JHart96/keras_elmo_embedding_layer

about padding

Closed this issue · 3 comments

hi. greate code. but I have a question.
why are you using pre-padding while TensorFlowhub example uses post padding?
does not using pre-padding means Elmo model in tf-hub will ignore the last words?

Hi,

Thanks for your comments.

In the examples, the sequences are padded to a fixed length so that the Keras model can accept an input of fixed shape. This makes the layer a drop-in replacement for the standard Embedding layer in Keras. Internally, the ELMo embedding layer actually "unpads" the sequences and then interfaces with the Tensorflow Hub module, so the final words of the sequences are not ignored, and are treated correctly.

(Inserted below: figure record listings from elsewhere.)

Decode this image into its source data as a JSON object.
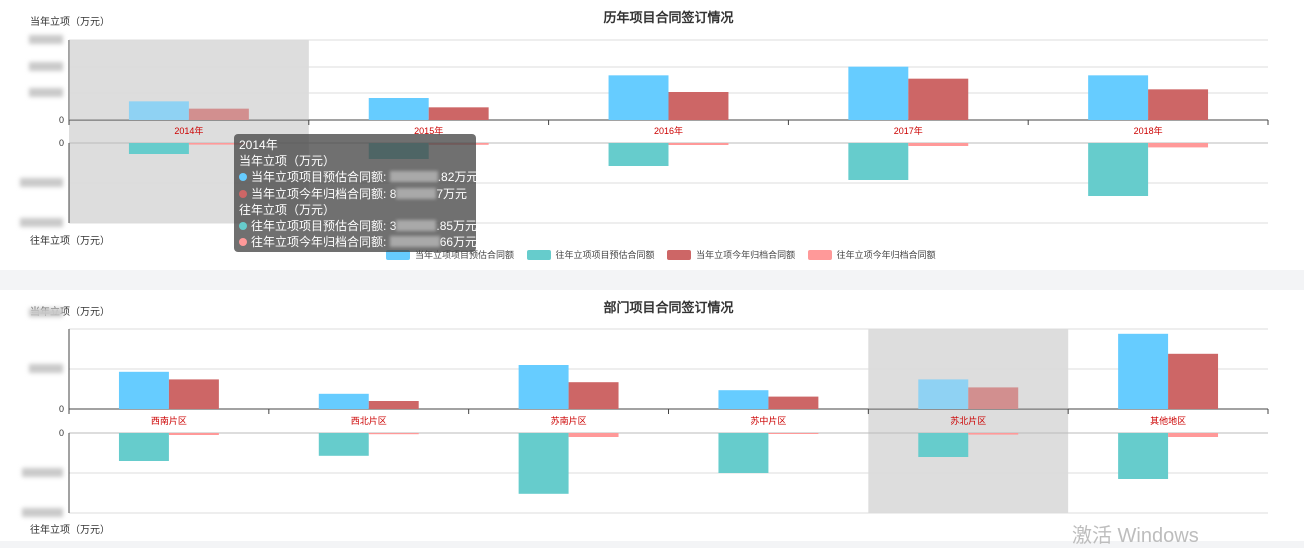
{
  "colors": {
    "current_est": "#66ccff",
    "previous_est": "#66cccc",
    "current_archive": "#cd6666",
    "previous_archive": "#ff9999",
    "category_label": "#cc0000",
    "highlight": "#dddddd"
  },
  "chart_data": [
    {
      "type": "bar",
      "title": "历年项目合同签订情况",
      "top_axis_label": "当年立项（万元）",
      "bottom_axis_label": "往年立项（万元）",
      "categories": [
        "2014年",
        "2015年",
        "2016年",
        "2017年",
        "2018年"
      ],
      "top_ticks": [
        "0"
      ],
      "bottom_ticks": [
        "0"
      ],
      "top_max": 6000,
      "bottom_max": 4000,
      "highlight_category": "2014年",
      "top_series": [
        {
          "name": "当年立项项目预估合同额",
          "color_key": "current_est",
          "values": [
            1400,
            1650,
            3350,
            4000,
            3350
          ]
        },
        {
          "name": "当年立项今年归档合同额",
          "color_key": "current_archive",
          "values": [
            850,
            950,
            2100,
            3100,
            2300
          ]
        }
      ],
      "bottom_series": [
        {
          "name": "往年立项项目预估合同额",
          "color_key": "previous_est",
          "values": [
            550,
            800,
            1150,
            1850,
            2650
          ]
        },
        {
          "name": "往年立项今年归档合同额",
          "color_key": "previous_archive",
          "values": [
            80,
            90,
            100,
            150,
            220
          ]
        }
      ],
      "legend": [
        "当年立项项目预估合同额",
        "往年立项项目预估合同额",
        "当年立项今年归档合同额",
        "往年立项今年归档合同额"
      ]
    },
    {
      "type": "bar",
      "title": "部门项目合同签订情况",
      "top_axis_label": "当年立项（万元）",
      "bottom_axis_label": "往年立项（万元）",
      "categories": [
        "西南片区",
        "西北片区",
        "苏南片区",
        "苏中片区",
        "苏北片区",
        "其他地区"
      ],
      "top_ticks": [
        "0"
      ],
      "bottom_ticks": [
        "0"
      ],
      "top_max": 2000,
      "bottom_max": 2000,
      "highlight_category": "苏北片区",
      "top_series": [
        {
          "name": "当年立项项目预估合同额",
          "color_key": "current_est",
          "values": [
            930,
            380,
            1100,
            470,
            740,
            1880
          ]
        },
        {
          "name": "当年立项今年归档合同额",
          "color_key": "current_archive",
          "values": [
            740,
            200,
            670,
            310,
            540,
            1380
          ]
        }
      ],
      "bottom_series": [
        {
          "name": "往年立项项目预估合同额",
          "color_key": "previous_est",
          "values": [
            700,
            570,
            1520,
            1000,
            600,
            1150
          ]
        },
        {
          "name": "往年立项今年归档合同额",
          "color_key": "previous_archive",
          "values": [
            50,
            30,
            100,
            25,
            40,
            100
          ]
        }
      ]
    }
  ],
  "tooltip": {
    "header": "2014年",
    "current_group": "当年立项（万元）",
    "current_est_label": "当年立项项目预估合同额:",
    "current_est_suffix": ".82万元",
    "current_archive_label": "当年立项今年归档合同额:",
    "current_archive_prefix": "8",
    "current_archive_suffix": "7万元",
    "previous_group": "往年立项（万元）",
    "previous_est_label": "往年立项项目预估合同额:",
    "previous_est_prefix": "3",
    "previous_est_suffix": ".85万元",
    "previous_archive_label": "往年立项今年归档合同额:",
    "previous_archive_suffix": "66万元"
  },
  "watermark": "激活 Windows"
}
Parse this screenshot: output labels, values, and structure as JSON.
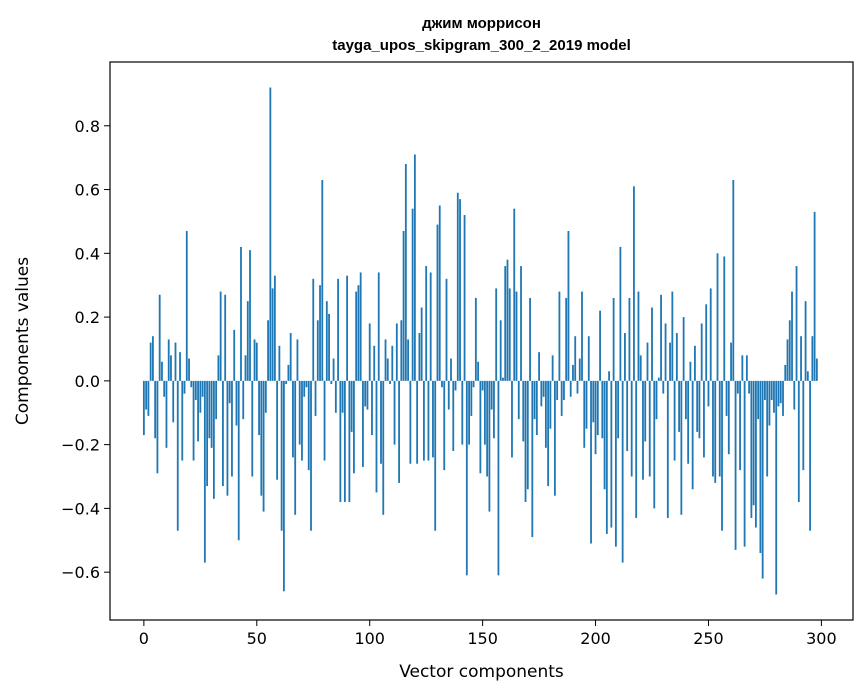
{
  "chart_data": {
    "type": "bar",
    "title_line1": "джим моррисон",
    "title_line2": "tayga_upos_skipgram_300_2_2019 model",
    "xlabel": "Vector components",
    "ylabel": "Components values",
    "xlim": [
      -15,
      314
    ],
    "ylim": [
      -0.75,
      1.0
    ],
    "xticks": [
      0,
      50,
      100,
      150,
      200,
      250,
      300
    ],
    "xtick_labels": [
      "0",
      "50",
      "100",
      "150",
      "200",
      "250",
      "300"
    ],
    "yticks": [
      -0.6,
      -0.4,
      -0.2,
      0.0,
      0.2,
      0.4,
      0.6,
      0.8
    ],
    "ytick_labels": [
      "−0.6",
      "−0.4",
      "−0.2",
      "0.0",
      "0.2",
      "0.4",
      "0.6",
      "0.8"
    ],
    "bar_color": "#1f77b4",
    "values": [
      -0.17,
      -0.09,
      -0.11,
      0.12,
      0.14,
      -0.18,
      -0.29,
      0.27,
      0.06,
      -0.05,
      -0.21,
      0.13,
      0.08,
      -0.13,
      0.12,
      -0.47,
      0.09,
      -0.25,
      -0.04,
      0.47,
      0.07,
      -0.02,
      -0.25,
      -0.06,
      -0.19,
      -0.1,
      -0.05,
      -0.57,
      -0.33,
      -0.18,
      -0.21,
      -0.37,
      -0.12,
      0.08,
      0.28,
      -0.33,
      0.27,
      -0.36,
      -0.07,
      -0.3,
      0.16,
      -0.14,
      -0.5,
      0.42,
      -0.12,
      0.08,
      0.25,
      0.41,
      -0.3,
      0.13,
      0.12,
      -0.17,
      -0.36,
      -0.41,
      -0.1,
      0.19,
      0.92,
      0.29,
      0.33,
      -0.31,
      0.11,
      -0.47,
      -0.66,
      -0.01,
      0.05,
      0.15,
      -0.24,
      -0.42,
      0.13,
      -0.2,
      -0.25,
      -0.05,
      -0.02,
      -0.28,
      -0.47,
      0.32,
      -0.11,
      0.19,
      0.3,
      0.63,
      -0.25,
      0.25,
      0.21,
      -0.01,
      0.07,
      -0.1,
      0.32,
      -0.38,
      -0.1,
      -0.38,
      0.33,
      -0.38,
      -0.16,
      -0.29,
      0.28,
      0.3,
      0.34,
      -0.27,
      -0.08,
      -0.09,
      0.18,
      -0.17,
      0.11,
      -0.35,
      0.34,
      -0.26,
      -0.42,
      0.13,
      0.07,
      -0.01,
      0.11,
      -0.2,
      0.18,
      -0.32,
      0.19,
      0.47,
      0.68,
      0.13,
      -0.26,
      0.54,
      0.71,
      -0.26,
      0.15,
      0.23,
      -0.25,
      0.36,
      -0.25,
      0.34,
      -0.24,
      -0.47,
      0.49,
      0.55,
      -0.02,
      -0.28,
      0.32,
      -0.09,
      0.07,
      -0.22,
      -0.03,
      0.59,
      0.57,
      -0.2,
      0.52,
      -0.61,
      -0.2,
      -0.11,
      -0.02,
      0.26,
      0.06,
      -0.29,
      -0.03,
      -0.2,
      -0.3,
      -0.41,
      -0.09,
      -0.18,
      0.29,
      -0.61,
      0.19,
      0.01,
      0.36,
      0.38,
      0.29,
      -0.24,
      0.54,
      0.28,
      -0.12,
      0.36,
      -0.19,
      -0.38,
      -0.34,
      0.26,
      -0.49,
      -0.12,
      -0.17,
      0.09,
      -0.08,
      -0.05,
      -0.21,
      -0.33,
      -0.15,
      0.08,
      -0.36,
      -0.06,
      0.28,
      -0.11,
      -0.06,
      0.26,
      0.47,
      -0.05,
      0.05,
      0.14,
      -0.04,
      0.07,
      0.28,
      -0.21,
      -0.15,
      0.14,
      -0.51,
      -0.13,
      -0.23,
      -0.17,
      0.22,
      -0.18,
      -0.34,
      -0.48,
      0.03,
      -0.46,
      0.26,
      -0.52,
      -0.18,
      0.42,
      -0.57,
      0.15,
      -0.22,
      0.26,
      -0.3,
      0.61,
      -0.43,
      0.28,
      0.08,
      -0.31,
      -0.19,
      0.12,
      -0.3,
      0.23,
      -0.4,
      -0.12,
      0.01,
      0.27,
      -0.04,
      0.18,
      -0.43,
      0.12,
      0.28,
      -0.25,
      0.15,
      -0.16,
      -0.42,
      0.2,
      -0.12,
      -0.26,
      0.06,
      -0.34,
      0.11,
      -0.16,
      -0.18,
      0.18,
      -0.24,
      0.24,
      -0.08,
      0.29,
      -0.3,
      -0.32,
      0.4,
      -0.3,
      -0.47,
      0.39,
      -0.11,
      -0.23,
      0.12,
      0.63,
      -0.53,
      -0.04,
      -0.28,
      0.08,
      -0.52,
      0.08,
      -0.04,
      -0.43,
      -0.39,
      -0.46,
      -0.12,
      -0.54,
      -0.62,
      -0.06,
      -0.3,
      -0.14,
      -0.06,
      -0.1,
      -0.67,
      -0.08,
      -0.07,
      -0.11,
      0.05,
      0.13,
      0.19,
      0.28,
      -0.09,
      0.36,
      -0.38,
      0.14,
      -0.28,
      0.25,
      0.03,
      -0.47,
      0.14,
      0.53,
      0.07
    ]
  }
}
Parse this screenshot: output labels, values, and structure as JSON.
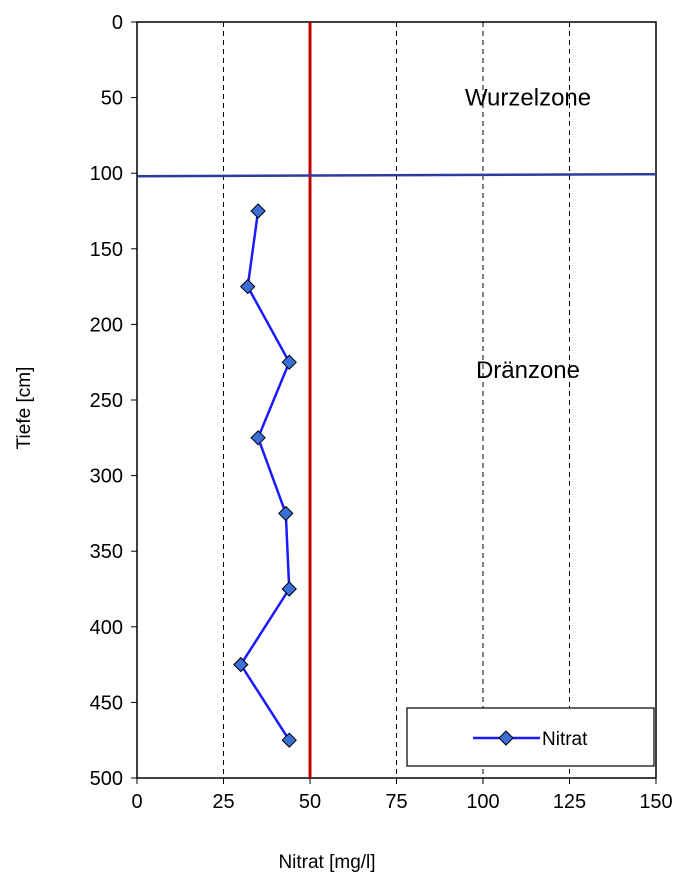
{
  "chart_data": {
    "type": "line",
    "xlabel": "Nitrat [mg/l]",
    "ylabel": "Tiefe [cm]",
    "xlim": [
      0,
      150
    ],
    "ylim": [
      0,
      500
    ],
    "y_inverted": true,
    "x_axis_position": "bottom",
    "grid": "vertical dashed",
    "x_ticks": [
      "0",
      "25",
      "50",
      "75",
      "100",
      "125",
      "150"
    ],
    "y_ticks": [
      "0",
      "50",
      "100",
      "150",
      "200",
      "250",
      "300",
      "350",
      "400",
      "450",
      "500"
    ],
    "x_tick_values": [
      0,
      25,
      50,
      75,
      100,
      125,
      150
    ],
    "y_tick_values": [
      0,
      50,
      100,
      150,
      200,
      250,
      300,
      350,
      400,
      450,
      500
    ],
    "series": [
      {
        "name": "Nitrat",
        "color": "#1a1aff",
        "marker": "diamond",
        "marker_fill": "#3a6fd8",
        "x": [
          35,
          32,
          44,
          35,
          43,
          44,
          30,
          44
        ],
        "y": [
          125,
          175,
          225,
          275,
          325,
          375,
          425,
          475
        ]
      }
    ],
    "reference_lines": [
      {
        "orientation": "vertical",
        "x": 50,
        "color": "#c00000"
      },
      {
        "orientation": "horizontal",
        "y": 102,
        "color": "#2e3a9e"
      }
    ],
    "annotations": [
      {
        "text": "Wurzelzone",
        "x": 113,
        "y": 50
      },
      {
        "text": "Dränzone",
        "x": 113,
        "y": 230
      }
    ],
    "legend": {
      "position": "bottom-right",
      "entries": [
        "Nitrat"
      ]
    }
  }
}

I hope this answers your question.

Thanks,
Jordan

Hi,
Thanks for your answer.

This line shows the length of each sentence.
sequence_lengths = tf.cast(tf.count_nonzero(x, axis=1), dtype=tf.int32)
And then in this line, you change indexes to actual words:
strings = tf.squeeze(self.lookup_table.lookup(x))
And then based on sequence_lengths, TF-hub Elmo choose the nth first words for embedding and ignore the others.
Fore example if the string is

strings = [["the", "cat", "is", "on", "the", "mat"],
["","dogs", "are", "in", "the", "fog"]]

and
sequence_lengths = [6, 5]
Does not Elmo drop the word "fog"? or there is something that i am getting wrong here?

Hi,
Sorry for the late reply! I've just realised that pad_sequences applies pre padding instead of post, this isn't what I expected, but I should've checked! Thank you for pointing this out! I've fixed this and pushed a fixed version.
Thanks,
Jordan